The story is simple. Sixty-ish widower Daniel Blake has had a heart attack, and he tries to apply for the British version of SSI while he recovers. A carpenter by trade, he is both eager to get back to work and totally lost in the maze of bureaucracy. Told he must apply online, he admits he’s never used a computer. You know this person. The low level functionaries in the bureaucracy run the gamut from badge-hanger bullies to sympathetic underclass escapees, small roles vividly portrayed. In the assistance office, Daniel meets Katie, a penniless single mom with two kids. With no job and no family, Daniel turns father protector for Katie, fixing up her slum apartment, watching the kids, reclaiming his dignity.

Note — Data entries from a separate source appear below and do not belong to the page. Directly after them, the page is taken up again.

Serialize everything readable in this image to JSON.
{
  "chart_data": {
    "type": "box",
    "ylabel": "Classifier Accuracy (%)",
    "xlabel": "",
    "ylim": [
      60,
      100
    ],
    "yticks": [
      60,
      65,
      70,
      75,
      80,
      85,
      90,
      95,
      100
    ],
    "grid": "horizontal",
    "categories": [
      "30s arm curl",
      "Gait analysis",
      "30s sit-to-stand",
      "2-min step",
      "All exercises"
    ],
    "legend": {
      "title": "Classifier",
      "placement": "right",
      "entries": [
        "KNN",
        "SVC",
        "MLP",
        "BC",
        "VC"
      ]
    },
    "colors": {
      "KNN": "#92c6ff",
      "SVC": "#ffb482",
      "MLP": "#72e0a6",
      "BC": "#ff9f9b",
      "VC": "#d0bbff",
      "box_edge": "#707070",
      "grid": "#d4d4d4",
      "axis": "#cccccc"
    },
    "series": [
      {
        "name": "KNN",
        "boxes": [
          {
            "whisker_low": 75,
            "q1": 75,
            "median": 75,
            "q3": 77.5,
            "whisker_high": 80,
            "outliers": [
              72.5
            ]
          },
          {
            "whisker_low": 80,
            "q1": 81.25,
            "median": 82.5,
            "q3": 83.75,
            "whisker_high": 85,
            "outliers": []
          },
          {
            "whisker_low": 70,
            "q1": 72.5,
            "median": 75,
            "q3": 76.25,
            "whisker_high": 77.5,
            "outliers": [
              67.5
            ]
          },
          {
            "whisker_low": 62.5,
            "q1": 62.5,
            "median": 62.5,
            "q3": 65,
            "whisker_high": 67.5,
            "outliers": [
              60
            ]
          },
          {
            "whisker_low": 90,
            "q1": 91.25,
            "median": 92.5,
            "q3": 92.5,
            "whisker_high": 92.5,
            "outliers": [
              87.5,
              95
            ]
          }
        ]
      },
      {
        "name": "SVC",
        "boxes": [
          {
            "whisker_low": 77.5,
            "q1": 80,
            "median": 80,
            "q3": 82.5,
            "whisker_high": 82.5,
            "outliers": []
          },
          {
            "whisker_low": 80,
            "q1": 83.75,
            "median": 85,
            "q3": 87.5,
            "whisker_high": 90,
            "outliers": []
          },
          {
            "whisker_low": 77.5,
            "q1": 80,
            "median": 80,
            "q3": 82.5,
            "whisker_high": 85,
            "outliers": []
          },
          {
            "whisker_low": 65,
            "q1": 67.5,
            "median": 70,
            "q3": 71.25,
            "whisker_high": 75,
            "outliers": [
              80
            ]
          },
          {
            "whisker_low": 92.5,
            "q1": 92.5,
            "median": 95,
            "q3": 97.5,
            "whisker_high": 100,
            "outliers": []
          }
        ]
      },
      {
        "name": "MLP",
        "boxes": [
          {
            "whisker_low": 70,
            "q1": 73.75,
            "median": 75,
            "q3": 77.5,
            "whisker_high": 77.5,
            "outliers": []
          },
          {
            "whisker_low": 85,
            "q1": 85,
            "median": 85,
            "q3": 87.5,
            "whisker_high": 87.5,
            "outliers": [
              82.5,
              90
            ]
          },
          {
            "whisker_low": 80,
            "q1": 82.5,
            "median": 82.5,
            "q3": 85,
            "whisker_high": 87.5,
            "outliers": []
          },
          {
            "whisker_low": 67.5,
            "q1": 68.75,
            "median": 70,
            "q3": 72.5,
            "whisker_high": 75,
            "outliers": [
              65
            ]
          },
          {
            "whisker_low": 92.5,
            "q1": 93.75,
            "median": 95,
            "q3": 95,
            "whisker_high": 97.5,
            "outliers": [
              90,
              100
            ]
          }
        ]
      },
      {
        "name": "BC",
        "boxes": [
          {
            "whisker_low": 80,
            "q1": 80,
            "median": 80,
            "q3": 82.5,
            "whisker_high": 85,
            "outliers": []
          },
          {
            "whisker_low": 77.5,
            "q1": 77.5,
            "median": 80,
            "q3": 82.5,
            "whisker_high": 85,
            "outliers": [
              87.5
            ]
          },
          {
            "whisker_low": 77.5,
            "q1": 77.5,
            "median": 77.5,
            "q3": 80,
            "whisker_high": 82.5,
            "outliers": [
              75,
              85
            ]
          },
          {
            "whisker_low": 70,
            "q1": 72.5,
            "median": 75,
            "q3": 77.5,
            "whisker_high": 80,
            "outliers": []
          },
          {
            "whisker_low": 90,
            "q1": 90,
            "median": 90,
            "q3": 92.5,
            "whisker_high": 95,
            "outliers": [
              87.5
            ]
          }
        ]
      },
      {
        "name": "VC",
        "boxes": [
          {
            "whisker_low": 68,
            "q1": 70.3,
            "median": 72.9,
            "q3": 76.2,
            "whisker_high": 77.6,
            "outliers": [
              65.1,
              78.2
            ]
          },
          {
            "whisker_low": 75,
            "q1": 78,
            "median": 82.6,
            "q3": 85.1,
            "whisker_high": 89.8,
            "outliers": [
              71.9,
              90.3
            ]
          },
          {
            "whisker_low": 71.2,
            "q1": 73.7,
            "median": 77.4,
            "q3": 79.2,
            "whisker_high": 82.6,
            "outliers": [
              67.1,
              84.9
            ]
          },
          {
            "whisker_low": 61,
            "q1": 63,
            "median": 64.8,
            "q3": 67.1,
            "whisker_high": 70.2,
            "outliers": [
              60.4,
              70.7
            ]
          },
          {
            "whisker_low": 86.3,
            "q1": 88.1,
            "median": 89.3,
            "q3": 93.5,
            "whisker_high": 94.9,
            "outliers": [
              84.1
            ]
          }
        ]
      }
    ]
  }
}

The acting is both naturalistic and gripping. Dave Johns as Daniel is a working man version of British stiff upper lip, not one for a lot of conversation or complaint. You know this man, and his struggle for dignity as a piece that doesn't fit into the future is all too familiar in a world full of disruptive innovation. As Katie, Hayley Squires steals scene after scene with her controlled anguish and gritty determination. The scene where Daniel, Katie and the kids finally go to a foodbank has more drama than any gunfight – the film is a winner for this one scene alone. You can't help but care about these people.